Deutschland

Neuigkeiten aus dem Arbeitsgebiet


Römerkanal Projekt


Die Erbauung der römischen Wasserleitung ist ein Meisterwerk der römischen Bauherren: Über 95,4 Kilometer Gesamtlänge folgt diese der natürlichen Morphologie des Geländes, da das Wasser ausschließlich mit dem Gefälle von den Quellen in der Sötenicher Kalkmulde bis zum Kölner Neumarkt geflossen ist. Hindernisse sind sowohl hydrologischer Natur, wie die Wasserscheide zwischen Maas und Rhein, als auch geologischer, wie die Überwindung des Villerückens. Mit einer Tagesleistung von rund 20 000 m³ kalkhaltigem Quellwasser wurde das römische Köln im ersten Jahrhundert nach Christus für eine Zeitspanne von rund 190 Jahren versorgt, bis die Wasserleitung nach Angriffen aufgegeben wurde.
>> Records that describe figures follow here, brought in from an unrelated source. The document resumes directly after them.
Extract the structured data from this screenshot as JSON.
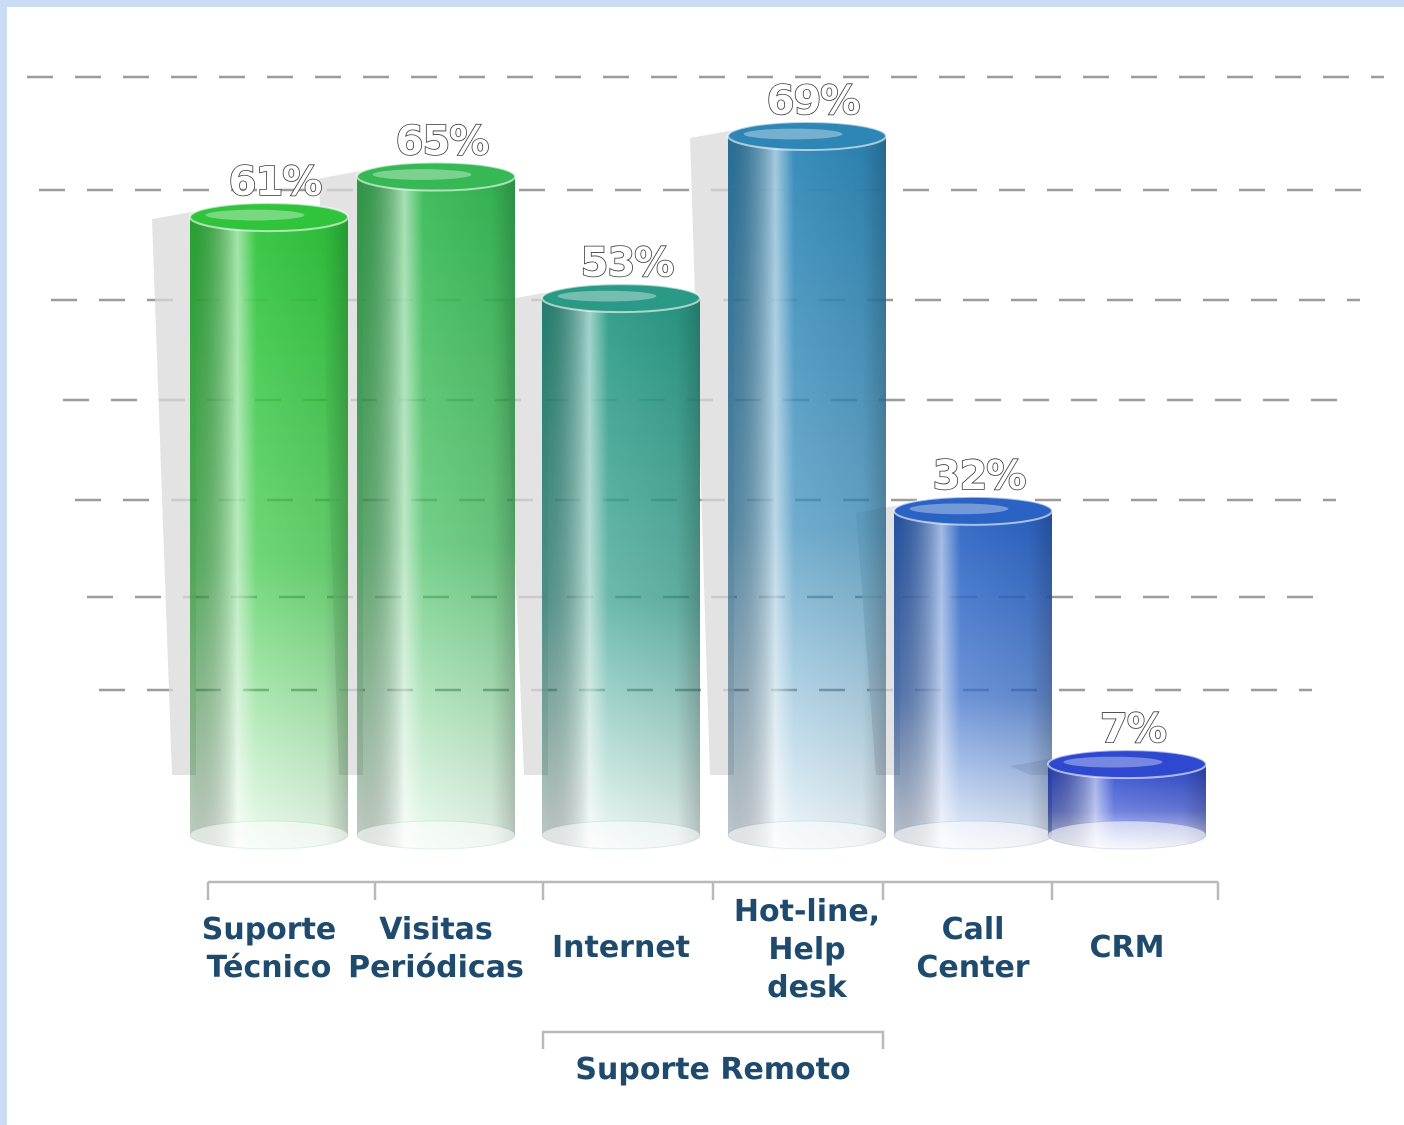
{
  "chart_data": {
    "type": "bar",
    "title": "",
    "xlabel": "",
    "ylabel": "",
    "categories": [
      [
        "Suporte",
        "Técnico"
      ],
      [
        "Visitas",
        "Periódicas"
      ],
      [
        "Internet"
      ],
      [
        "Hot-line,",
        "Help",
        "desk"
      ],
      [
        "Call",
        "Center"
      ],
      [
        "CRM"
      ]
    ],
    "values": [
      61,
      65,
      53,
      69,
      32,
      7
    ],
    "value_labels": [
      "61%",
      "65%",
      "53%",
      "69%",
      "32%",
      "7%"
    ],
    "ylim": [
      0,
      75
    ],
    "grid": true,
    "group": {
      "label": "Suporte Remoto",
      "members": [
        "Internet",
        "Hot-line, Help desk"
      ]
    },
    "colors": [
      "#2fc43c",
      "#36b954",
      "#2a9a86",
      "#2e86b6",
      "#2a63c4",
      "#2e49cf"
    ]
  }
}
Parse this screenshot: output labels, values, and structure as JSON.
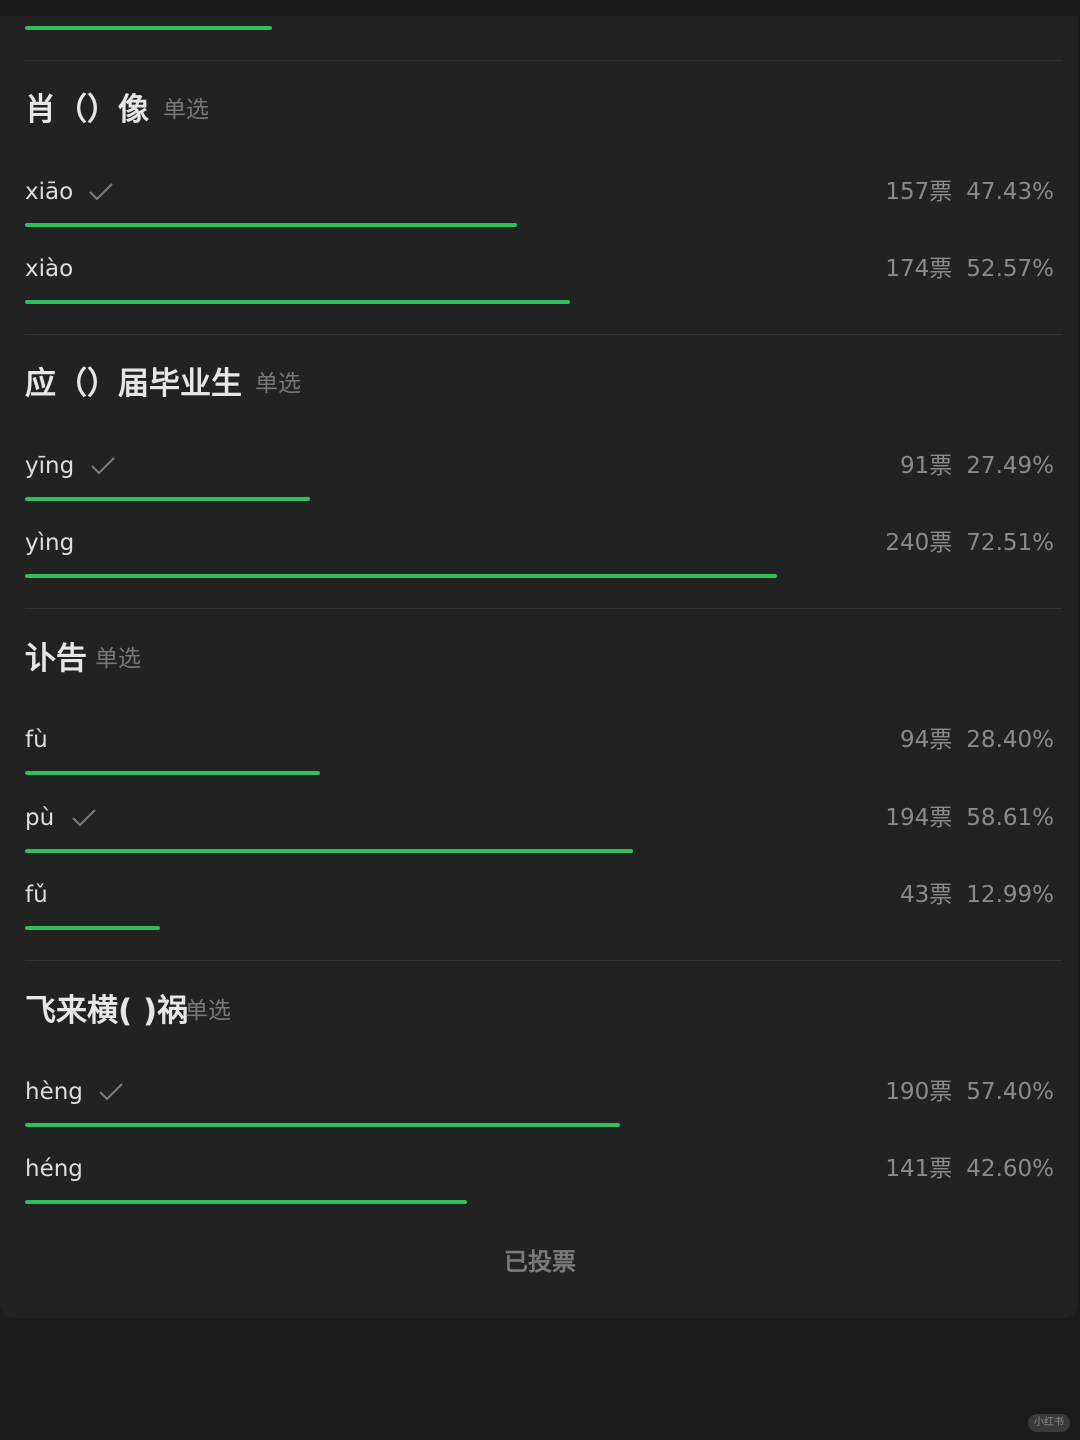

In einem ersten Ansatz soll die unterirdisch geführte Eifelwasserleitung abgebildet werden. Methodisch werden von den Bachelorstudenten Niklas Heidemann und Sabine Kummer nichtinvasive Methoden der angewandten Geophysik durchgeführt. Dazu gehören Geoelektrik, Seismik, Geomagnetik und Bodenradar. Mit der Methode, die die archäologischen Überreste am besten abbildet, soll die Lage genau festgehalten werden. Durch den Abgleich mit bekannten Gefällekarten und Höhenlagen sollen Rückschlüsse auf neotektonische Ereignisse gezogen werden. Wir vermuten, dass die Wasserleitung in den vergangenen 2 000 Jahren durch aktive Störungen beeinflusst wurde.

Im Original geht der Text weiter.